March-24-Webinar-Graphic

What’s hiding within industrial data?

Feb. 8, 2021
There is a critical need to deliver data analytics that interpret machine data into a business context.
On March 24, Shoplogix’s Nick Marchioli and Rodolfo Moreno of Mauser NA. Metal and Fiber present the webinar “Leverage Manufacturing Data Analytics to Deliver Cutting Edge Performance.” Today Nick, the vice president of global sales, previews his presentation, touching on the data analytics revolution, organizational visibility and what’s often hiding within industrial data. Take a look…

Smart Industry: You note that we’re in the middle of a “data analytics revolution.” What do you mean by that? 

Nick: As companies drive toward achieving the connected factory, the amount of machine data is overwhelming many organizations. This is resulting in a critical need to deliver data analytics that interpret machine data into a business context. The organizations that create data models that combine machine-level data with meaningful business context and dimensions will have a competitive advantage.

Smart Industry: What’s the most common misconception about using data analytics to optimize industrial processes? What’s the solution? 

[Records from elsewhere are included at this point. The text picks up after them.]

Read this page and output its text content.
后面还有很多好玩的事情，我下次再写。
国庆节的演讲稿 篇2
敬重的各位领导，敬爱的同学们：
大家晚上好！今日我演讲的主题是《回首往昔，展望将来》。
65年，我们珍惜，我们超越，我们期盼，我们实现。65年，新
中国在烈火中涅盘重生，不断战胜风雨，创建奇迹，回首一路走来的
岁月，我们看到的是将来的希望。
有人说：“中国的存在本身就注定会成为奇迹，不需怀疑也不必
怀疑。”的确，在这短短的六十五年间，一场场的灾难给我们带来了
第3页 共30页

Nick: Many feel that simply connecting a BI tool to IoT data will provide the necessary information to make decisions at every level; machine data does not always correlate with business and operational metrics. The quickest way to leverage your connected data is to have a purpose-built manufacturing-analytics data model that can link the IoT data to your business dimensions. As an example—being able to look at material scrap by process, product family, machine type, plant, geography, line of business etc. This is how people make decisions and the data needs to correlate to that context.

Smart Industry: You note that about 85% of manufacturing data is not properly leveraged. Why is that? What’s the fix? 

Nick: It's a common approach that creates this problem; most organizations that begin to connect their machines and factories tend to err on collecting as many data points as possible. This has a few negative impacts: it tends to make these projects long and expensive and they also tend to deliver too much information that does not get leveraged.

Smart Industry: How does strategic data analysis boost organizational visibility? 

Nick: Having an enterprise-data model that standardizes all your factories enables organizations to do a comparative analysis to highlight problem areas and discover opportunities to drive improvement in machines, areas, plants, lines of business, and geographies that may be underperforming. Or conversely, identifying available capacity to grow revenues and meet customer demand.

Smart Industry: What was the most challenging plant implementation you worked on? What was the lesson learned there? 

Nick: Probably the most challenging implementation was with an organization that had spent more than 18 months implementing a solution that had set the expectation to collect over 30 data points per machine to drive manufacturing and predictive analytics. Ultimately, the client reengaged with our organization to replace the prior solution and deliver their connected factory. The biggest challenge was resetting expectations around what data is required, initially, to drive an efficient implementation plan that delivers ROI in a reasonable timeframe. 

Smart Industry: What most excites you about the possibilities/opportunities hidden within industrial data? 

Nick: Probably the most exciting possibility I see after working with manufacturers for more than 19 years is that we will start moving to an industry that has typically been resistant to technology and change and moving them forward to a status that they are now seen as progressive thought-leaders.